Se vend chez Quenedey rue neuve des Petits Champs No.15 a Paris.
Etching and aquatint with small margins, platemark 250 x 195mm (9¾ x 7¾"). Slightly stained.
Jan Ladislav Dussek (1760-1812), pianist and composer. Born in Cáslav (now part of the Czech Republic), Dussek travelled widely across Europe as a young man. In Paris, he performed before Marie Antoinette and made the acquaintance of Napoleon, before fleeing to England at the time of the French Revolution. He spent eleven years in London working as a piano teacher and giving concerts, appearing with Haydn when the latter visited London.
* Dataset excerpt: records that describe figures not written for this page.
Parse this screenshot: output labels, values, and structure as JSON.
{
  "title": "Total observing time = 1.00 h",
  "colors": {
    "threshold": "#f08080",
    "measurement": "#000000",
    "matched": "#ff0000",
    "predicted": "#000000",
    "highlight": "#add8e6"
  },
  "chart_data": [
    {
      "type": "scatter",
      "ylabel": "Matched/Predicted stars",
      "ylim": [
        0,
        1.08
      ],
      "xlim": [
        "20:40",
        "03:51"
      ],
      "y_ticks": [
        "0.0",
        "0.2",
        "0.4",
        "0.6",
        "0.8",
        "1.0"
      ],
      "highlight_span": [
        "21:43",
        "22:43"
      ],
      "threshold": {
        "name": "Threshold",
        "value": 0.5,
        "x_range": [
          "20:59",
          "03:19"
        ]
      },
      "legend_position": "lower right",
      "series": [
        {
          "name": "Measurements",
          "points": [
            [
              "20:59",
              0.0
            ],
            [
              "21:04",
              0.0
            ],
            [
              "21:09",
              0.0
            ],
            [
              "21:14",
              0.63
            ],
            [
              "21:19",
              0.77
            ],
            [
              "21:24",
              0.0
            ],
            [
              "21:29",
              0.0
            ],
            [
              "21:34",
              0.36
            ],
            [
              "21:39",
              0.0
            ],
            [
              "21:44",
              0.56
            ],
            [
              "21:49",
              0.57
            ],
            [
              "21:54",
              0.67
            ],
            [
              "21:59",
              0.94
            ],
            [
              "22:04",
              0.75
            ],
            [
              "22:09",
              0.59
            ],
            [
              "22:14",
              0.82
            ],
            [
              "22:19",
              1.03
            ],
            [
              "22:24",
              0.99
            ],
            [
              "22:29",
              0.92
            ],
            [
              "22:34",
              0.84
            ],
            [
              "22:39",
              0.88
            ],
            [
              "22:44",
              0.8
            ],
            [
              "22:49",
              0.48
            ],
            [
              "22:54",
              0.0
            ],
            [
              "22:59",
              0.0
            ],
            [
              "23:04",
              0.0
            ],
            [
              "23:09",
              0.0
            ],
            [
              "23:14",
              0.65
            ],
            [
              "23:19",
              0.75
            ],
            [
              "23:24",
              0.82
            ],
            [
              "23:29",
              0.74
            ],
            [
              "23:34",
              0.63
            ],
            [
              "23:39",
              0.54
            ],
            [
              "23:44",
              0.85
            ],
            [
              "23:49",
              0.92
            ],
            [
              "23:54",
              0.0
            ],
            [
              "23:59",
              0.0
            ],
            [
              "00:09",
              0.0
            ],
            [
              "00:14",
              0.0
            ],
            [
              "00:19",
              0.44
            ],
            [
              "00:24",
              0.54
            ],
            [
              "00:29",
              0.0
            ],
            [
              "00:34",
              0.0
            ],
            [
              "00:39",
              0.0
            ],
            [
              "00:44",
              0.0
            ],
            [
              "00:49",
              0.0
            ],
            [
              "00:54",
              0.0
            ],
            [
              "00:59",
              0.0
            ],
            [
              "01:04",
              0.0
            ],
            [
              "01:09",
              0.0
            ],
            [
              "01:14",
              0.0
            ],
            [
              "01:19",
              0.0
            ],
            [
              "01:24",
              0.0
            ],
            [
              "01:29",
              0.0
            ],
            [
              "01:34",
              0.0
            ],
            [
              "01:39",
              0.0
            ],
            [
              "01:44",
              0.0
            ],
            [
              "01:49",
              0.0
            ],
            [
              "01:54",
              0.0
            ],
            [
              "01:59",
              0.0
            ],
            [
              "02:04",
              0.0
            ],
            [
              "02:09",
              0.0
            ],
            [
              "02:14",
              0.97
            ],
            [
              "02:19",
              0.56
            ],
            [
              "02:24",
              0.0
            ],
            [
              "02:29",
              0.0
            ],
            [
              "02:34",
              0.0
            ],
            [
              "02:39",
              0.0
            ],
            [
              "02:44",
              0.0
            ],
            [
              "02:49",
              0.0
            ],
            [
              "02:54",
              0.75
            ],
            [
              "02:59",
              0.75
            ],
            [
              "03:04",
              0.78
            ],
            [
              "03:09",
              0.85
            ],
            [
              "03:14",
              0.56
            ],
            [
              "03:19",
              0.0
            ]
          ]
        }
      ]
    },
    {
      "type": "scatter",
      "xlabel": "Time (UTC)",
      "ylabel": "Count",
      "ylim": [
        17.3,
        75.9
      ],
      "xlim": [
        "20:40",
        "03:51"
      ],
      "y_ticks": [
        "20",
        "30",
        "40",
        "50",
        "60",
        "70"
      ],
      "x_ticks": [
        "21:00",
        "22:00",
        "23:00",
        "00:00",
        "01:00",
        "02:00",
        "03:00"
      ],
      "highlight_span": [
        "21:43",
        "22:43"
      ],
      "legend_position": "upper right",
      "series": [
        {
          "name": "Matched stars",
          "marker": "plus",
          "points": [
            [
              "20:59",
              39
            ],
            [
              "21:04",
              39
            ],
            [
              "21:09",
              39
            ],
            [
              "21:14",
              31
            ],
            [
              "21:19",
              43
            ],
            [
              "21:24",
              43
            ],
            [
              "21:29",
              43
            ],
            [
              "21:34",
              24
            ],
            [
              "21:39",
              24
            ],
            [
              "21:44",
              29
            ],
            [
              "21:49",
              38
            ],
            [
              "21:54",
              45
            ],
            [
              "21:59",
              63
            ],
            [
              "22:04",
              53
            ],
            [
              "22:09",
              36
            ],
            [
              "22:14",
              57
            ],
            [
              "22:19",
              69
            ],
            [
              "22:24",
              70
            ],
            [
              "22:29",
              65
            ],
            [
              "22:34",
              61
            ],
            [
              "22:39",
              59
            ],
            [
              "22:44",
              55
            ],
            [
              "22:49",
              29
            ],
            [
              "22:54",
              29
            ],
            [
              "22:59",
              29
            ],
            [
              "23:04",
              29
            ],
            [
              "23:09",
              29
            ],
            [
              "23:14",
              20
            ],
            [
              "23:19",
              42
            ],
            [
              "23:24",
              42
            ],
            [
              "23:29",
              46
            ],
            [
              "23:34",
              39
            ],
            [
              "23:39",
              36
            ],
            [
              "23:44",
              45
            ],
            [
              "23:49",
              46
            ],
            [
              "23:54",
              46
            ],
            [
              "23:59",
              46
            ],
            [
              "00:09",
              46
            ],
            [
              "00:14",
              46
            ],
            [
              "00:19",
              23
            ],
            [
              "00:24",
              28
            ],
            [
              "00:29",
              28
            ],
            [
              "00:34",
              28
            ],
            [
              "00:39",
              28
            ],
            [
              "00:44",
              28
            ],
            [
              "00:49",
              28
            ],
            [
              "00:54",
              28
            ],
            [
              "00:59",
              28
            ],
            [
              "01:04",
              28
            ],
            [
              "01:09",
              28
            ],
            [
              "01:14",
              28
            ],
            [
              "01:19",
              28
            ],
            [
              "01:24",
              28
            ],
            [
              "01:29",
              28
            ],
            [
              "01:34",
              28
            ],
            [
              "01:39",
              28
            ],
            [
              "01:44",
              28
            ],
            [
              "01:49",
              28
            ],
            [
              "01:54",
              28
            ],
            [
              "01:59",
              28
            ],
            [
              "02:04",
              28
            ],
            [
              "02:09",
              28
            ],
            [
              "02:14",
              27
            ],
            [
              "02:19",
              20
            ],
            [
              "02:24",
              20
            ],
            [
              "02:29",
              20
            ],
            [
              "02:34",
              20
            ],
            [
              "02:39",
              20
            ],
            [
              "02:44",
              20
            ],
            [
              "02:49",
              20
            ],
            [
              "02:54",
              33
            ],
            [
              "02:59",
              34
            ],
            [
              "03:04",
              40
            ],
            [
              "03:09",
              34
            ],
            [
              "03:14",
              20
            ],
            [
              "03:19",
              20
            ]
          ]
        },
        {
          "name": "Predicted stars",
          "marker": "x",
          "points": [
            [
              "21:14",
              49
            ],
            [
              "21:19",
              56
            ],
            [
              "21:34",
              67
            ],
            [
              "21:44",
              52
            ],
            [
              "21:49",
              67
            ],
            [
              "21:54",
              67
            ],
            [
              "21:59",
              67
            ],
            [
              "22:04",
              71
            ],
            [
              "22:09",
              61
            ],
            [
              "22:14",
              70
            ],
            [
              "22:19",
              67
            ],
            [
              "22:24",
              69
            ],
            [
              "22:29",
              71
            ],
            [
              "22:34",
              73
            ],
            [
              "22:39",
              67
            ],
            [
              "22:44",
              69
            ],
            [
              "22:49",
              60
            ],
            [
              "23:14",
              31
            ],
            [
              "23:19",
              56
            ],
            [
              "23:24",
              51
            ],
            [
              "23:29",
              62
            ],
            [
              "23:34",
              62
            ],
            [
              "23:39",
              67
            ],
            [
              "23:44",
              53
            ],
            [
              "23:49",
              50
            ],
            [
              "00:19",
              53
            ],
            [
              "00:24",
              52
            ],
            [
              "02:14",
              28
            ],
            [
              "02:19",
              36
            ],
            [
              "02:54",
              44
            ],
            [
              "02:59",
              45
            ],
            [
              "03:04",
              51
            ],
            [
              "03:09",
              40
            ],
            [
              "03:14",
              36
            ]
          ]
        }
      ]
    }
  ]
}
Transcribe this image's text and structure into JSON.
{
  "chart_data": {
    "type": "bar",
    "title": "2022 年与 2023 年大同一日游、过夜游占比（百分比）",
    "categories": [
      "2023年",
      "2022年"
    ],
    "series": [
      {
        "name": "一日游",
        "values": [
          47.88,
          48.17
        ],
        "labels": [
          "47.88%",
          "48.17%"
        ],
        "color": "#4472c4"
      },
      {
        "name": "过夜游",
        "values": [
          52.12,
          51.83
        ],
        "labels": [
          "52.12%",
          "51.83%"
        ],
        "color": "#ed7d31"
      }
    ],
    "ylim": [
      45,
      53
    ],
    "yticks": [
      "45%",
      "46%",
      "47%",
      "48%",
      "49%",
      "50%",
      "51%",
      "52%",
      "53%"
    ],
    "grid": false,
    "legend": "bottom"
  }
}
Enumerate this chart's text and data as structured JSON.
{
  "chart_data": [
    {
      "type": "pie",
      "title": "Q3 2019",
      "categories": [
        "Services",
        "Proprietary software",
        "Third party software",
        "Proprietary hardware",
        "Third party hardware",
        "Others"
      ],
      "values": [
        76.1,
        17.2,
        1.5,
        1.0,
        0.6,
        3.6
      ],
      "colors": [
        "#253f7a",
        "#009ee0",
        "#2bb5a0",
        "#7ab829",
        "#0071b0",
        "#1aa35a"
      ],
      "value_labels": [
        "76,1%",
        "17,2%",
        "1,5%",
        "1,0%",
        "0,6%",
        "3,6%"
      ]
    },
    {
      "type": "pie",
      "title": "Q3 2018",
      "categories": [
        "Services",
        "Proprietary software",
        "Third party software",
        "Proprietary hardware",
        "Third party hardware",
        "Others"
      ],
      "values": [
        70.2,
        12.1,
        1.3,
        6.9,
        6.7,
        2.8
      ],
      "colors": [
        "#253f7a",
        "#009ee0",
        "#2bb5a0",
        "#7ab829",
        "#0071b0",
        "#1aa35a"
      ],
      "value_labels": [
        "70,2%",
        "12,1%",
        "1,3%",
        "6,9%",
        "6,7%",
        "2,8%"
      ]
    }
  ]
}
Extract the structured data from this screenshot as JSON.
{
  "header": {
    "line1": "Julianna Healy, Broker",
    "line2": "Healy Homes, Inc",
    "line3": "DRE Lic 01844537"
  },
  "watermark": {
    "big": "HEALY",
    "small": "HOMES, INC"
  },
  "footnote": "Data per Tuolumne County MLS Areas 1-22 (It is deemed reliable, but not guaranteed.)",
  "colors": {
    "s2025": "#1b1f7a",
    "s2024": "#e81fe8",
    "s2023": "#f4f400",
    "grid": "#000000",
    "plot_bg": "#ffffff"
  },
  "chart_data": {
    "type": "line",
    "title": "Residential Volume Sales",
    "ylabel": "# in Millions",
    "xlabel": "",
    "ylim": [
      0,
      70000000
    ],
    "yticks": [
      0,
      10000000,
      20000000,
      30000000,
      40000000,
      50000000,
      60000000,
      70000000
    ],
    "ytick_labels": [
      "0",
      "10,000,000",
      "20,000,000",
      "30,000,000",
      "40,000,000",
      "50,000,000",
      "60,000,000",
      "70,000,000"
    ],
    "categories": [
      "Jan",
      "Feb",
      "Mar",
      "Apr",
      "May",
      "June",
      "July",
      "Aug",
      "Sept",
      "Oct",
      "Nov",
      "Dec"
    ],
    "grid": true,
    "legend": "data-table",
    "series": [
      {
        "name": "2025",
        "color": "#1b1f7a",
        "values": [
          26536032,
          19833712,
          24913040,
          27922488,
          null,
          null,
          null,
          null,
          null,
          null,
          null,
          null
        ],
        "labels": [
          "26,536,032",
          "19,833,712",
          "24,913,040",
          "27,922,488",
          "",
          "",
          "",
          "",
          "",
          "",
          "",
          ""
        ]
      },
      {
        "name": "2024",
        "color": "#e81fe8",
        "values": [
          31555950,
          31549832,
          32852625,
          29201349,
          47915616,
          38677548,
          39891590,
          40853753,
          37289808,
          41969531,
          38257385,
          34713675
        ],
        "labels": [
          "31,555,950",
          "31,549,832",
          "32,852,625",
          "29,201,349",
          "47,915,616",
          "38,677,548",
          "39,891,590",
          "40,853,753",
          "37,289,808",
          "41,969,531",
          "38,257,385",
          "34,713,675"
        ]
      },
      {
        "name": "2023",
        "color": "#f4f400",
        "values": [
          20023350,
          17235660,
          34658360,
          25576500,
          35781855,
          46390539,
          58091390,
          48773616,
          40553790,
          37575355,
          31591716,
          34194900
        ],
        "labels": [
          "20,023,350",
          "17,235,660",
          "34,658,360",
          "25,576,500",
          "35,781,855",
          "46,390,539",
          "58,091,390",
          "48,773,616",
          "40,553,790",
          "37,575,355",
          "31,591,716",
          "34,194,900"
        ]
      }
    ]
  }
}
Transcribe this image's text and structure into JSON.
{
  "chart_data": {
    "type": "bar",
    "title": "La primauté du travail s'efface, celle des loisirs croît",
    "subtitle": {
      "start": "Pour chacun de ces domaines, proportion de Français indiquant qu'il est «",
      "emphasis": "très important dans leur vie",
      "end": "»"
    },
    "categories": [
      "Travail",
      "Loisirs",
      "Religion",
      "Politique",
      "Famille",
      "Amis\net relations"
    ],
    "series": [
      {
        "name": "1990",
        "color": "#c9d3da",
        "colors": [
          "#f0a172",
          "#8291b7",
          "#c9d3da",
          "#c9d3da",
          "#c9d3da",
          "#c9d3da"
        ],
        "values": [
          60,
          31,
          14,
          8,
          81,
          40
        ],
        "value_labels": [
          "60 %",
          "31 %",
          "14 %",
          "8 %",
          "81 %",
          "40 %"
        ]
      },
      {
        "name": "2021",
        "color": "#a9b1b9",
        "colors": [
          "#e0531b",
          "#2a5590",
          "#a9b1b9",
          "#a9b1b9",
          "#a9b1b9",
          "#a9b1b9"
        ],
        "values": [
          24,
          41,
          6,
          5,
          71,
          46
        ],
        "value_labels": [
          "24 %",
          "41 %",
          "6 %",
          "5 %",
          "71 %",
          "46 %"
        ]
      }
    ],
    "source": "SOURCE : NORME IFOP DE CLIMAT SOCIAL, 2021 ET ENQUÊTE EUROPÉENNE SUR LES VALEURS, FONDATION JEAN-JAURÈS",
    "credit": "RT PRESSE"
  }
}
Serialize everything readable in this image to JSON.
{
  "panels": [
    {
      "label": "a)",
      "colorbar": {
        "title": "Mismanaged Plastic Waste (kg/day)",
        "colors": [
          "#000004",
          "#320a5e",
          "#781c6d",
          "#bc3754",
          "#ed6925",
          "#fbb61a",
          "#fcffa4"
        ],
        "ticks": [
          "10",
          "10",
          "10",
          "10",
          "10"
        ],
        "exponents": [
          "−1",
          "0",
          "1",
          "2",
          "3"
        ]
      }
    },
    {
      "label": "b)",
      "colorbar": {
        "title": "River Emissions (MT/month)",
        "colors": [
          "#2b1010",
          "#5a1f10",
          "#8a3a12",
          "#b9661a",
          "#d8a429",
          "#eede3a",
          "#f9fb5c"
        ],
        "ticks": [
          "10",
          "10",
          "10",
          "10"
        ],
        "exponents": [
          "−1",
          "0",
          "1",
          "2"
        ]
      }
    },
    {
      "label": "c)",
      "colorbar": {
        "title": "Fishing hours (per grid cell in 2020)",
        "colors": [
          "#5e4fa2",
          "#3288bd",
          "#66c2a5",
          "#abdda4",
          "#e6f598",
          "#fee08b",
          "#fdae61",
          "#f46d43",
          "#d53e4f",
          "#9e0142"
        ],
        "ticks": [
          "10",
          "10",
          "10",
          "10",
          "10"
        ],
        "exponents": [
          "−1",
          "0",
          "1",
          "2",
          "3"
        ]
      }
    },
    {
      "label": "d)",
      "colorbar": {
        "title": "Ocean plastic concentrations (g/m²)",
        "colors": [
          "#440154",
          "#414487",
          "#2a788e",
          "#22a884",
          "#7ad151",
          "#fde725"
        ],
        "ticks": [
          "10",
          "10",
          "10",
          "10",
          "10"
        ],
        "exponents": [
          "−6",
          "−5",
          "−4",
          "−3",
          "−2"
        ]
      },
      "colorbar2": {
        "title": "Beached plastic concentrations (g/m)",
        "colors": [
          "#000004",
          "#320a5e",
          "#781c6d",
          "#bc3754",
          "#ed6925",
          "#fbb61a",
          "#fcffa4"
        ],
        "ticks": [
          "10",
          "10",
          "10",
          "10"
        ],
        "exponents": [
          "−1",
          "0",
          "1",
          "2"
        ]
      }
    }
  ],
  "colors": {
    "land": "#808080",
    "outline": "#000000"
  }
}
He then lived in Prussia before accepting a position with the politician Talleyrand to spend his final years in France. By Edme Quénedey (1756 - 1830), miniature painter and engraver, who made much use of the physionotrace, a mechanised drawing instrument that could reproduce the outline profile of a portrait. It was invented by Gilles-Louis Chretien, who engraved Quenedey’s portraits from 1787 to 1789, in 1786. Chretien and Quenedey founded a very successful portrait studio in Paris together in 1788. Between 1786 - c.1810 there were only two studios in Paris which produced a relatively small number of physionotrace engravings. Consequently very few of these intriguing portraits are preserved today. Because of their origins and the realism physionotrace portraits have, they can be seen as true photo-graphic objects and are therefore classified as a forerunner of photography.